This JSON contains some of the properties that you have provided to start up the race. It also has a property "winner" that contains an object with properties about the winning process. You can e.g. see with which data the process has won the race and what output it generated. You also can see when the winning process was started and when it ended. The JSON also contains a property with the number of processes that were started before one process won the race. The JSON also contains the information when the race was started and when the race ended.

Mapreduce jobs

Besides regular and race jobs, mapreduce jobs can be started. Mapreduce jobs are the most advanced jobs that the Yothalot cluster can run, and the output from one process is forwarded to be the input of the next process. Unlike the previously mentioned regular and race jobs, the mapper reducer, and finalizer executables must accept input in a prescribed format, and thus the mapper and reducer executable need to produce output in this format.

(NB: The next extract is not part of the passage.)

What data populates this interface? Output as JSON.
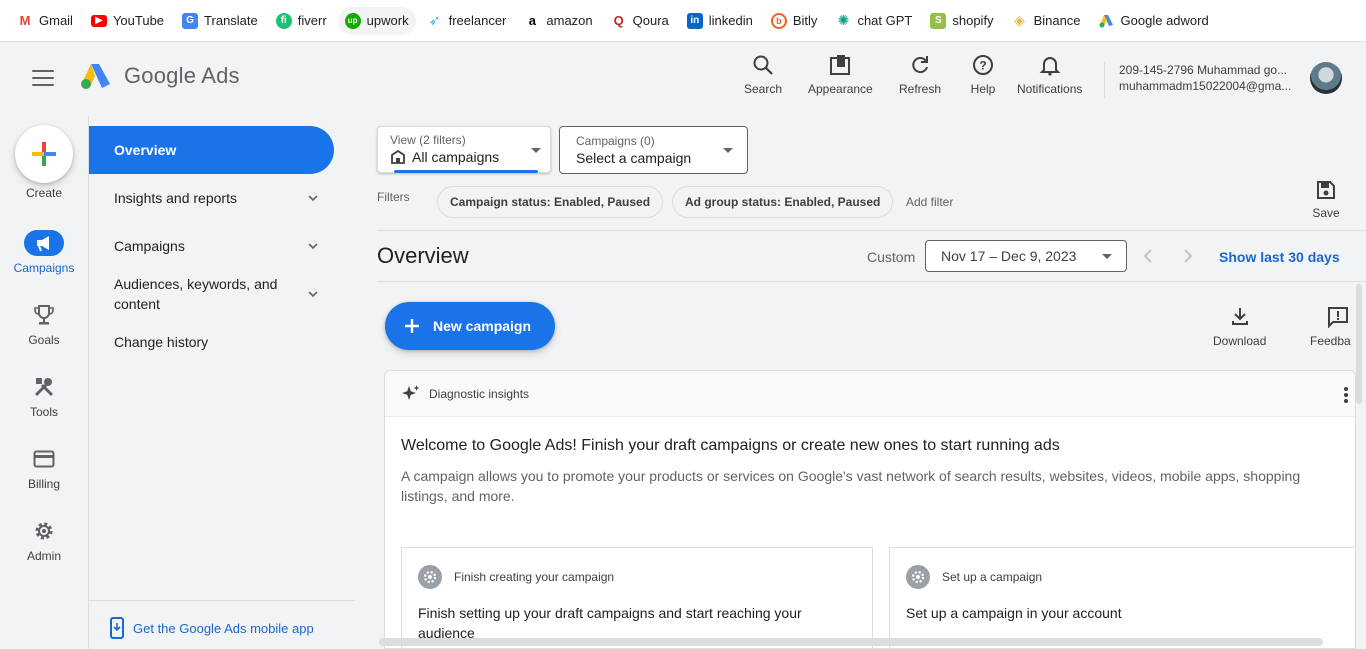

To start a mapreduce task you have to publish a JSON to the mapreduce queue. When you send a mapreduce job to the cluster, the master node will start up the multiple mapper, reducer and finalizer jobs in parallel.

{
    "mapper": {
        "executable": "path/to/executable",
        "arguments" : ["extra", "command", "line", "arguments"],
        "limits" : {
            "processes": 100,
            "bytes": 10240,
            "records": 5
        }
    },
    "reducer": {
        "executable": "path/to/executable",
        "arguments" : ["extra", "command", "line", "arguments"],
        "limits" : {
            "files": 100,
            "bytes": 10485760,
            "processes": 100
        }
    },
    "finalizer": {
        "executable": "path/to/executable",
        "arguments" : ["extra", "command", "line", "arguments"],
        "limits" : {
            "files": 100,
            "bytes": 10485760,
            "processes": 100
        }
    },
    "input": [
    {
        "filename": "nameOfYothalotFile",
        "start": 0,
        "size": 0,
        "server": "server1",
        "remove": true
    }, {
        "directory": "a directory with Yothalot files",
        "server": "server2",
        "remove": false
    ,{
        "key":   "a key value",
        "value": "a value value"
    }, {
        "key":   ["some", 1, "key values"],
        "value": ["some", 2, "value values"]
    }
    ],
    "modulo": 1,
    "local": true,
    "processes": 100,
    "exchange": "exchange for publishing result",
    "routingkey": "routingkey for publishing result"
}

The "mapper", "reducer", and "finalizer" properties hold the name of an executable and the command line arguments, just like in the above discussed regular and race jobs. Yet, unlike regular and race jobs, it is not possible to set a working directory for mapreduce jobs. The Yothalot framework takes care of creating a temporary directory that the jobs are going to use.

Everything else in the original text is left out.